AU SFB, in a late evening regulatory filing on Sunday, announced its approval of the amalgamation.
Post the deal announcement, Fincare’s Rs 625-crore initial public offering will be on the back burner, said Divya Sehgal, a nominee director on its board and added that the promoter of the entity will infuse Rs 700 crore into the bank before the merger.
Terming the all-share merger a complementary deal, AU SFB’s managing director and chief executive Sanjay Agarwal said till now, the Jaipur-based lender has been doing secured assets and after the merger, it will be getting into the micro finance segment as well.
The micro finance business delivers a higher net interest margin of over 10 per cent which is lucrative even if the cyclical reverses in the business are considered, Agarwal said, stressing that political interference is not too big an issue in India now.

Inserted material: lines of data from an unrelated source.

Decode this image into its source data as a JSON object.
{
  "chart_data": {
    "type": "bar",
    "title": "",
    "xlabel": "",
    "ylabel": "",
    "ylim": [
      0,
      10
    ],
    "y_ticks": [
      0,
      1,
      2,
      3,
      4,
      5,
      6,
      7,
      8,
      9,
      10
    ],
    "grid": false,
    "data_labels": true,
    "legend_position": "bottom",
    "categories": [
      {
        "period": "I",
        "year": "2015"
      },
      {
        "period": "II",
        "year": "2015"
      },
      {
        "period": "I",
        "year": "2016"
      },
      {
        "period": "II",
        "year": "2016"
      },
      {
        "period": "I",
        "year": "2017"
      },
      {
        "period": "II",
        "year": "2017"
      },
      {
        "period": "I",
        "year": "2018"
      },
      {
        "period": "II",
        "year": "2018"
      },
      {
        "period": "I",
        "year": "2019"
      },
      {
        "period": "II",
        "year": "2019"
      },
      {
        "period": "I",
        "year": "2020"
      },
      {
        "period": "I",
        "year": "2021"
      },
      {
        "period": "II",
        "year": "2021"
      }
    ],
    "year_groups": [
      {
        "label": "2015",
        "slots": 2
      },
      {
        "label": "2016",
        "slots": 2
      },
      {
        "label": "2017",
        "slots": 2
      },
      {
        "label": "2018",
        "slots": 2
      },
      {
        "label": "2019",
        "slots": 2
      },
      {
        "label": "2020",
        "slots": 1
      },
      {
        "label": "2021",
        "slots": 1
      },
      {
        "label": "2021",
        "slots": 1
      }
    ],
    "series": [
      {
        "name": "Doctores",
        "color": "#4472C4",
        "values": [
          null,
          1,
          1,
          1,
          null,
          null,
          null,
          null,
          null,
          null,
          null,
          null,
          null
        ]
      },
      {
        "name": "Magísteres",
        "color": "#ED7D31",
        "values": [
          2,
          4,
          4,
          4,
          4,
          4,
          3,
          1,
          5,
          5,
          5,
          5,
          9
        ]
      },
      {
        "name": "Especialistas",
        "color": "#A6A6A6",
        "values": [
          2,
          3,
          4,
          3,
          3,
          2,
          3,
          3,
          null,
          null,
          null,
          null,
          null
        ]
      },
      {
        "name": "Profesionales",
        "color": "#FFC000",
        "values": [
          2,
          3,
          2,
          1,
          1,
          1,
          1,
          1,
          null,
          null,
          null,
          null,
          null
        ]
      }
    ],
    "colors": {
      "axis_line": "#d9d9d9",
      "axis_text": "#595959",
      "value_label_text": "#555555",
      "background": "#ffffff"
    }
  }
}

Another senior official from AU SFB said it would have taken years to expand into the southern markets for the lender but the merger will help hasten it. As part of the merger, Fincare’s shareholders will get 579 shares in AU SFB for every 2,000 shares held. The two entities are looking to seal the deal – which requires nod from the Competition Commission of India and Reserve Bank of India – in the next 4-6 months. Post merger, shareholders of Fincare will own 9.9 per cent stake in AU SFB.
Sehgal said the Rs 700 crore infusion is necessitated because of the continuing growth requirements of the business, and added that the same will happen once the merger gets approvals from RBI and CCI.
The gross non-performing assets ratio for Fincare stood at 1.6 per cent as of September 2023, and the same for the merged entity on a proforma basis would have been 1.8 per cent, Agarwal said.
AU SFB shares were trading 4.99 per cent down at Rs 655.35 apiece on the BSE.